---
title: "Semantic Search with OpenAI and PostgreSQL in 10 Minutes"
published: 2025-01-15T08:29:18.000-05:00
updated: 2025-03-24T15:45:51.000-04:00
excerpt: "No AI expertise required: Learn how to do semantic search with OpenAI and PostgreSQL in 10 minutes."
tags: AI
authors: Team Tiger Data
---

> **TimescaleDB is now Tiger Data.**

From chatbots to automotive experiences, we’re witnessing large language models (LLMs) revolutionizing industries and driving the AI adoption race. If you’re familiar with [retrieval-augmented generation (RAG](https://www.timescale.com/blog/which-rag-chunking-and-formatting-strategy-is-best)), you know it’s a game-changer for giving LLMs the context they need to excel in various applications. This context comes from digging into vast amounts of data using search algorithms, with semantic search leading the pack.

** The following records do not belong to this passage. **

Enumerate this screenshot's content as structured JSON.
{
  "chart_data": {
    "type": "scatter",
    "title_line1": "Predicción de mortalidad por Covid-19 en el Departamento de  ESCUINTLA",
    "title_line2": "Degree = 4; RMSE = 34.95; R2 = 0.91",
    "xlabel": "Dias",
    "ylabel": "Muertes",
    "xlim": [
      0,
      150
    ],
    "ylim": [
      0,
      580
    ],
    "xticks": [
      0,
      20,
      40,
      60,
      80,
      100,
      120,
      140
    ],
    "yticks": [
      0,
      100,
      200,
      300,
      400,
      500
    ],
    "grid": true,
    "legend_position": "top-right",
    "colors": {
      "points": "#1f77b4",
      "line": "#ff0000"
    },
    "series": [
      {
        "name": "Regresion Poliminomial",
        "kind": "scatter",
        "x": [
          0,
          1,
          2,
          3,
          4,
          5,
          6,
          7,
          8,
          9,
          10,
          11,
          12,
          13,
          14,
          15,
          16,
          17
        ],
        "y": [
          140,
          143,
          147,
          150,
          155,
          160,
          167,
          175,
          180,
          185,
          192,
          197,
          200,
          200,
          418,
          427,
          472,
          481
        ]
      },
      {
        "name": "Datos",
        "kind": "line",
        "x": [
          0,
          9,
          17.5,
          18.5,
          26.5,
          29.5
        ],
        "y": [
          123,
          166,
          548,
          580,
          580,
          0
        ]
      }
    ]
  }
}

In the early days of RAG, semantic search was exclusive to vector databases, making it seem like a tool only AI engineers could wield. But thanks to plugins like [pgai](https://github.com/timescale/pgai) and [pgvector](https://github.com/pgvector/pgvector) alongside platforms like OpenAI, semantic search has broken free from those boundaries. Now, you can unlock this powerful capability in popular databases like PostgreSQL, putting it directly in your hands—no AI expertise required.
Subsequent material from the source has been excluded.